August 29, 2001
IN THE HEADLINES (4:52)
AUSTRALIA TURNS BACK SINKING SHIP OF AFGHAN REFUGEES (1:43)
Australian troops have boarded a cargo ship filled with over 4,000 sick and weary Afghan refugees, in an effort to keep them from reaching the shores of an Australian Island. Three boats with up to 30 special air service soldiers stormed the Norwegian ship Tampa as it neared Christmas Island, defying an order to stay out of Australian waters. Human rights groups have urged Australia to accept the refugees. And as Rachel Maher reports from Melbourne, they’re particularly outraged that Australia turned the refugees away even though their boat was sinking.
CEASE FIRE IN BEIT JALLAH? (5:00)
Israel and the Palestinian Authority reached a tentative cease-fire agreement today in the West Bank town of Beit JallaH, one day after Israel invaded the city and took over parts of the town. Israel said it might withdraw its forces if a truce holds for several hours. But as Rafael Krafft reports from Beit Jallah little has changed on the ground.
ZIONISM AND CASTE PREJUDICE AT THE U.N. CONFERENCE AGAINST RACISM (2:30)
The United States is sending a middle-ranking State Department official to South Africa instead of Secretary of State Colin Powell. Powell’s replacement will try to amend the language on Israel at the U.N. conference against racism. Michael Southwick, deputy assistant secretary of state for international organizations, leaves for Durban today but there’s no guarantee that he’ll take his seat at the opening plenary Friday.
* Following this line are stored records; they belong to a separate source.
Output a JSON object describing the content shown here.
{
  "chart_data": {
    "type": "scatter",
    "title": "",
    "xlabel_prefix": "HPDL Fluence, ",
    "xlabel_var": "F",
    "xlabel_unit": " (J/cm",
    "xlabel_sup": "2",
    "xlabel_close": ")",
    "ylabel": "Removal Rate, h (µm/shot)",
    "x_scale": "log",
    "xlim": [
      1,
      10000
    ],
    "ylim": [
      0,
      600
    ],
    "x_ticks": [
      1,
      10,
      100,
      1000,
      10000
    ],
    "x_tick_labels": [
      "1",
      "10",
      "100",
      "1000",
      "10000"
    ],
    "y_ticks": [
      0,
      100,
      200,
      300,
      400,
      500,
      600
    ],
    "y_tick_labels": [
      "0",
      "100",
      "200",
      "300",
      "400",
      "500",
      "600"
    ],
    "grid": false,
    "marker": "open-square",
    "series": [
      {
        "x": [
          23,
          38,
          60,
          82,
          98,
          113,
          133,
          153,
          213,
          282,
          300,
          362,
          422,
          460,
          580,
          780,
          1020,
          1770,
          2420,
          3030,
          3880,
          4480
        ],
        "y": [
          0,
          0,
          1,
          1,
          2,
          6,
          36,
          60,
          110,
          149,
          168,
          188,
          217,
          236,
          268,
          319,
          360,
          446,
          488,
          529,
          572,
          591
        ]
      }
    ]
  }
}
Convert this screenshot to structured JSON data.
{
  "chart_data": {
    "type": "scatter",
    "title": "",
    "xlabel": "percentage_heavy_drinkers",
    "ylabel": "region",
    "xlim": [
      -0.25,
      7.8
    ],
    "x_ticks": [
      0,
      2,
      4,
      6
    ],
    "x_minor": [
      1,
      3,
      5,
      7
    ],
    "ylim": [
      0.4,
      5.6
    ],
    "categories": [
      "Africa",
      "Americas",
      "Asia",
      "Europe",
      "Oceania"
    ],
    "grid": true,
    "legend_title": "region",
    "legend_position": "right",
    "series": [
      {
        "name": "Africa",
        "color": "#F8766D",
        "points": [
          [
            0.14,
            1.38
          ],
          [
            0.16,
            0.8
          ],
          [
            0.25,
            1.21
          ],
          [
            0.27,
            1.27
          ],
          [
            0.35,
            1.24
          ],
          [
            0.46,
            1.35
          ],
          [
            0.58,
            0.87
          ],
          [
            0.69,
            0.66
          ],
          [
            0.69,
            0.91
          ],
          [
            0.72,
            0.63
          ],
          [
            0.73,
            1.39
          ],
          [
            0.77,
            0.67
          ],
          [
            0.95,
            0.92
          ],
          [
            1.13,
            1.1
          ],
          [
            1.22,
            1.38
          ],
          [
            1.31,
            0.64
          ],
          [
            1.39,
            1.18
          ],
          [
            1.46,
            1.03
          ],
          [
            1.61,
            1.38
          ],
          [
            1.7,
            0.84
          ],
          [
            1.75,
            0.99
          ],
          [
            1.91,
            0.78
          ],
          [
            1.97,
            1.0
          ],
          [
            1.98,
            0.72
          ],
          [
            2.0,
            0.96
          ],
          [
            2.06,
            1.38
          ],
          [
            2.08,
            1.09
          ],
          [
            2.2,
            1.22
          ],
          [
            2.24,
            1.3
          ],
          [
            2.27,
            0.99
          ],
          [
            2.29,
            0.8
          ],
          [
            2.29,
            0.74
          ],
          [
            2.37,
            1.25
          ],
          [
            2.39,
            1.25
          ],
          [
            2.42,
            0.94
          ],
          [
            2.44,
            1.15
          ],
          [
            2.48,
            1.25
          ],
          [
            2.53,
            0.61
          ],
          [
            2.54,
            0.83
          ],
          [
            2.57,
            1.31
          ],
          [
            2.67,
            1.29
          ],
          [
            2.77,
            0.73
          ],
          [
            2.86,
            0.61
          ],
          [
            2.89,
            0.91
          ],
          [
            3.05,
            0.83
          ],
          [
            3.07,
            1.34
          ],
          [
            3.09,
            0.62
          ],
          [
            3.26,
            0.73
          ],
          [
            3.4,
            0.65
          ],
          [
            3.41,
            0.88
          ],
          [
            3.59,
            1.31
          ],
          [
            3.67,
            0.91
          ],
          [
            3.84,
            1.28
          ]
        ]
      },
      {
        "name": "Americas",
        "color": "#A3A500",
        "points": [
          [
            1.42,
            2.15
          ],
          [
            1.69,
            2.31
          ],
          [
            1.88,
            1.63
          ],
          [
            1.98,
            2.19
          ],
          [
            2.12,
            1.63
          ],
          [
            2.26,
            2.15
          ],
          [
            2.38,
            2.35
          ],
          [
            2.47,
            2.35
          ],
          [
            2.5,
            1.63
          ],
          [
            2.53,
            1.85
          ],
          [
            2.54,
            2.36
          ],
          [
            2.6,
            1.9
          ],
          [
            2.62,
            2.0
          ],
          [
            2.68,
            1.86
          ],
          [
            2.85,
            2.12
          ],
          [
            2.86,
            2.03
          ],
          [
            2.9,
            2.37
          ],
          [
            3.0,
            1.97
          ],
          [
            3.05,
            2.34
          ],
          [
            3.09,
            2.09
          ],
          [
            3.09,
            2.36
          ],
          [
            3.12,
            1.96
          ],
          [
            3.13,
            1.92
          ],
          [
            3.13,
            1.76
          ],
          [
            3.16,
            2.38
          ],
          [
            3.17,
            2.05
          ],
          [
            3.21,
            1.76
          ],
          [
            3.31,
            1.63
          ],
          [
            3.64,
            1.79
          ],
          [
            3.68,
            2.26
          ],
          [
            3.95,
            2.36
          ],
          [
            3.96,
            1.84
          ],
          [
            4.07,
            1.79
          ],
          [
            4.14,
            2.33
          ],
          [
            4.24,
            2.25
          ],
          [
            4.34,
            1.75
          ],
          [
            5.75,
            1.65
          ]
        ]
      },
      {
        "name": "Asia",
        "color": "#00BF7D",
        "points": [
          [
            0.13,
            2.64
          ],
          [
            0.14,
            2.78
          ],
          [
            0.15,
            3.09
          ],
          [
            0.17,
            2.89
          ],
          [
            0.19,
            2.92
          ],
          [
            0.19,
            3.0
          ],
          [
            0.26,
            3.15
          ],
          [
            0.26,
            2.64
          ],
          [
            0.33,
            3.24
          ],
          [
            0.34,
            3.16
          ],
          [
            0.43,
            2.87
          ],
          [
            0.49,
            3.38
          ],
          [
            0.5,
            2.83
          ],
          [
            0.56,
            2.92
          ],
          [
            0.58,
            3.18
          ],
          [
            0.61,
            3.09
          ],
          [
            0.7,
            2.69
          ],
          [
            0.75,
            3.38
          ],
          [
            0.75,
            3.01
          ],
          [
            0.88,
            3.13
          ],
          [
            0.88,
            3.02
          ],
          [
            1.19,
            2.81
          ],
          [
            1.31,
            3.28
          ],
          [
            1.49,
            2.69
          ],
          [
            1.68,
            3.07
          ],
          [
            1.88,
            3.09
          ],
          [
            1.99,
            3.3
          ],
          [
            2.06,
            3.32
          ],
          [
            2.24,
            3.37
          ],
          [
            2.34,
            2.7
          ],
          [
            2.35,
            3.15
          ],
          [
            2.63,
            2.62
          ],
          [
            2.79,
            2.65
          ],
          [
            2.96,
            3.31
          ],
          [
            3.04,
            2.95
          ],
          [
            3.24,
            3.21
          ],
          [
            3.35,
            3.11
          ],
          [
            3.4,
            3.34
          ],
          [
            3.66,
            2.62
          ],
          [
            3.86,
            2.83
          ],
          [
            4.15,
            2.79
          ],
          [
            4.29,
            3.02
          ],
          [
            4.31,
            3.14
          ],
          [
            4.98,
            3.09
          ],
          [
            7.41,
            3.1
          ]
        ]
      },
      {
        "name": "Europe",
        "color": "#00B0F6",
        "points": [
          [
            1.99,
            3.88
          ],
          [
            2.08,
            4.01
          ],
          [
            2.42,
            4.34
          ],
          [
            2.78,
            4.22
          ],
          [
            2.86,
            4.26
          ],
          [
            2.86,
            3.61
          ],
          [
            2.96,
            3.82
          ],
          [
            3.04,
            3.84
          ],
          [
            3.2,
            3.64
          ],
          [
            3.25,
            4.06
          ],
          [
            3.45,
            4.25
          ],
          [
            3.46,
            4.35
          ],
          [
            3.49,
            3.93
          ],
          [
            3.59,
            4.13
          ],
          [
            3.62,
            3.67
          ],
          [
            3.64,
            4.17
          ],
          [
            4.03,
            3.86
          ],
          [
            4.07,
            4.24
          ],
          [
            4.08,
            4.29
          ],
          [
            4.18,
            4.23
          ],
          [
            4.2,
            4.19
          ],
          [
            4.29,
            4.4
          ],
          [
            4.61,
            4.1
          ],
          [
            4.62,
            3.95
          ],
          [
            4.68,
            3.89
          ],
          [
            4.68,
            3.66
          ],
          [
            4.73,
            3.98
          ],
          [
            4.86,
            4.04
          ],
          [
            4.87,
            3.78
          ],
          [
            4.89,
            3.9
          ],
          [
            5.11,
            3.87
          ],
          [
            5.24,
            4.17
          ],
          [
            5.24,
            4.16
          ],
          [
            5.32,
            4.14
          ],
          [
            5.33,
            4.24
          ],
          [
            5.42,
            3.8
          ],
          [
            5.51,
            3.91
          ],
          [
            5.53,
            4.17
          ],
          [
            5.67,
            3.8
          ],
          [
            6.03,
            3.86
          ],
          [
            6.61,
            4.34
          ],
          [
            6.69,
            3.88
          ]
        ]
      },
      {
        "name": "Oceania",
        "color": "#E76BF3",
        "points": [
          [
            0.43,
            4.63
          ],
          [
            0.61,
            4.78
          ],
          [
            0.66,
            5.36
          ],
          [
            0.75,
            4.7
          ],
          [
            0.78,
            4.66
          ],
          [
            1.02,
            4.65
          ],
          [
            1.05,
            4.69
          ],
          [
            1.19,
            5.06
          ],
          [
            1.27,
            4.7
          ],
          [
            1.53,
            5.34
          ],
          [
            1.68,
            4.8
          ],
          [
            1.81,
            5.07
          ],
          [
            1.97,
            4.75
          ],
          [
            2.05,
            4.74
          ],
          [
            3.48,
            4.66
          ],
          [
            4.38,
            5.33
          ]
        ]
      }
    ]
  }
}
President Bush has threatened that the US delegation will the whole affair, if the conference “picks on” or denigrates Israel. But there’s no question that the issue is going to come up. Meanwhile, the US and Israel aren’t alone trying to silence debate. Over one hundred members of India’s Dalit caste are in Durban, and India doesn’t want their demands addressed by the conference either. Naeem Jeenah has more from Durban, South Africa.
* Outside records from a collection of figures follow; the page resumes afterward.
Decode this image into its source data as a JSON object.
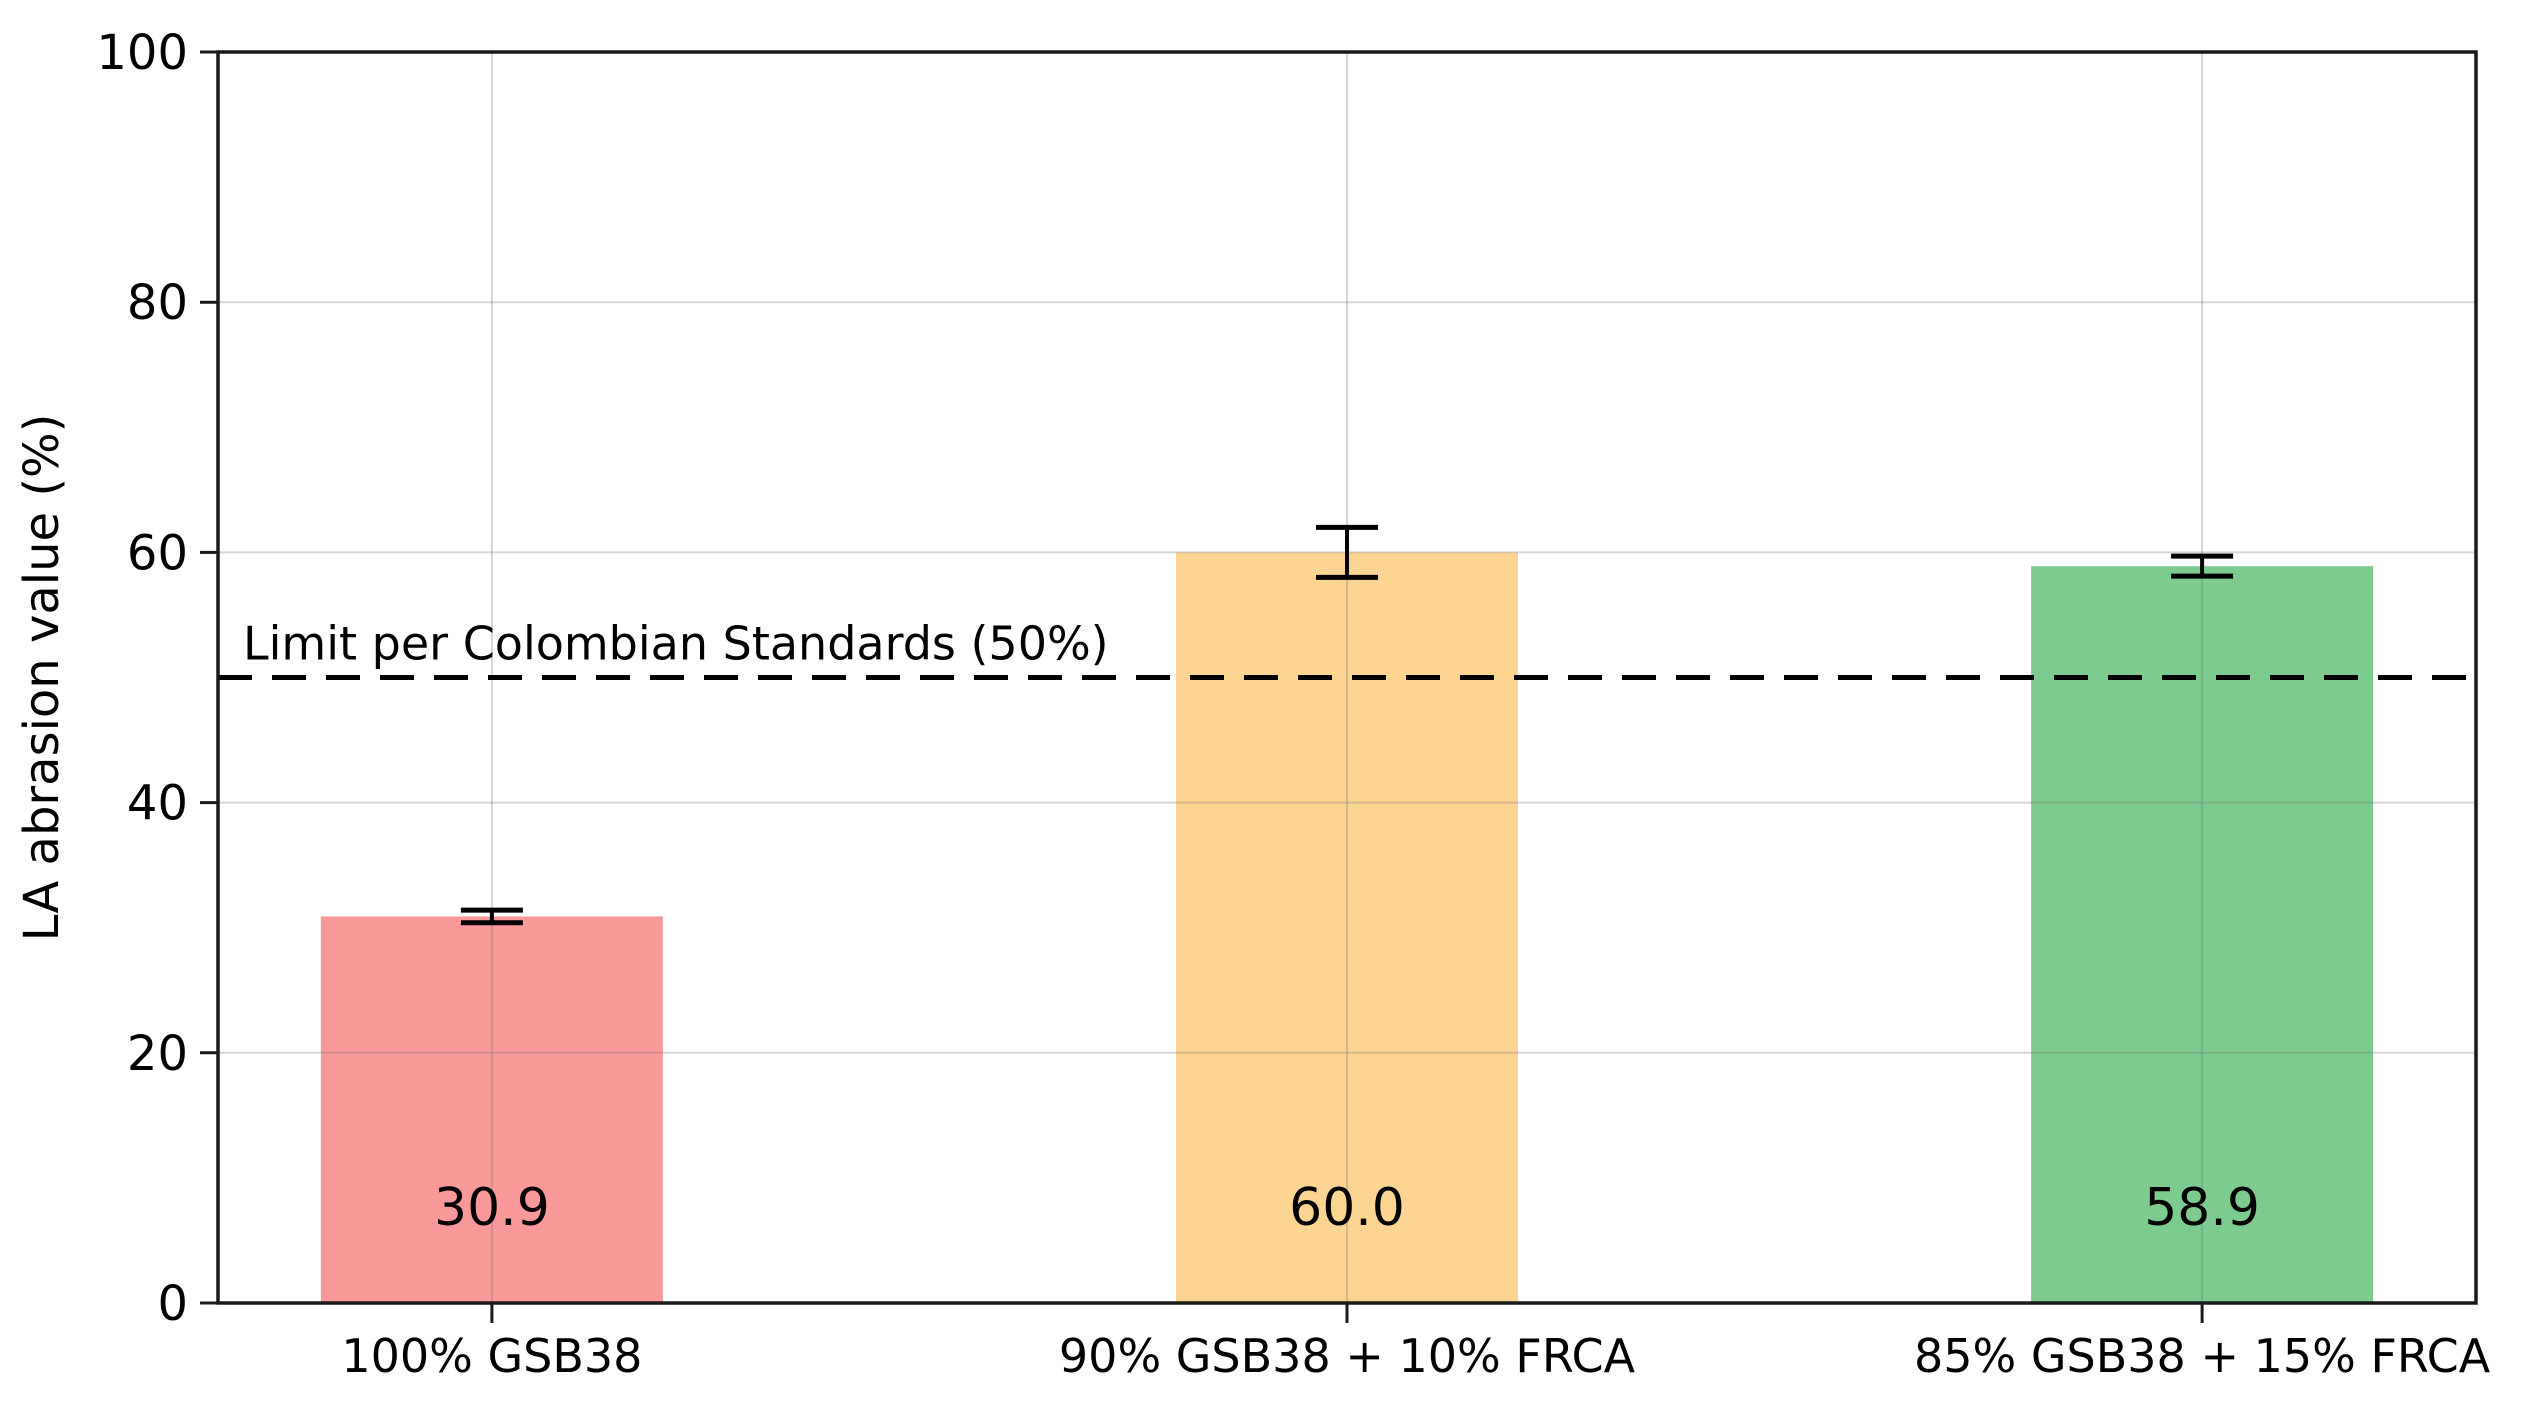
{
  "chart_data": {
    "type": "bar",
    "title": "",
    "xlabel": "",
    "ylabel": "LA abrasion value (%)",
    "ylim": [
      0,
      100
    ],
    "yticks": [
      0,
      20,
      40,
      60,
      80,
      100
    ],
    "grid": true,
    "legend": "none",
    "categories": [
      "100% GSB38",
      "90% GSB38 + 10% FRCA",
      "85% GSB38 + 15% FRCA"
    ],
    "values": [
      30.9,
      60.0,
      58.9
    ],
    "value_labels": [
      "30.9",
      "60.0",
      "58.9"
    ],
    "errors": [
      0.5,
      2.0,
      0.8
    ],
    "bar_colors": [
      "#FA9999",
      "#FCD592",
      "#7DCB8F"
    ],
    "reference_line": {
      "value": 50,
      "label": "Limit per Colombian Standards (50%)",
      "style": "dashed",
      "color": "#000000"
    },
    "colors": {
      "spine": "#1a1a1a",
      "grid": "rgba(120,120,120,0.30)",
      "error_bar": "#000000",
      "text": "#000000"
    }
  }
}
RACISM AT THE U.S.-MEXICO BORDER (5:14)
Immigrants rights activists from the U.S.-Mexico border are in Durban, South Africa this week to present a new report on human rights abuses to the United Nations Conference Against Racism. For the first time, the report details cases in the El Paso area of the border and points to racial profiling of Latinos. Kent Paterson reports from El Paso.
MILOSEVIC: WAR CRIMINAL OR POLITICAL PRISONER? (3:48)
Tommorrow morning former Yugoslav President Slobodon Milosevic will make his second appearance before the International War Crimes Tribunal in The Hague. The former Yugoslav President is charged with crimes against humanity during the 1999 Kosovo conflict. Milosevic says he’s a political prisoner who was kidnapped and brought before what he calls a political tribunal. Free Speech Radio News Jeremy Scahill is in The Hague.
LAWSUIT CHARGES THAT SPACE DEFENSE TESTS POISON THE EARTH (2:42)
The Natural Resources Defense Council filed suit this week against the Bush Administration claiming the Pentagon’s missile defense plans violate federal environmental rules. The suit is demanding a detailed assessment by the Pentagon on the environmental impact of missile testing in the US. From Washington, Gareth Schweitzer reports.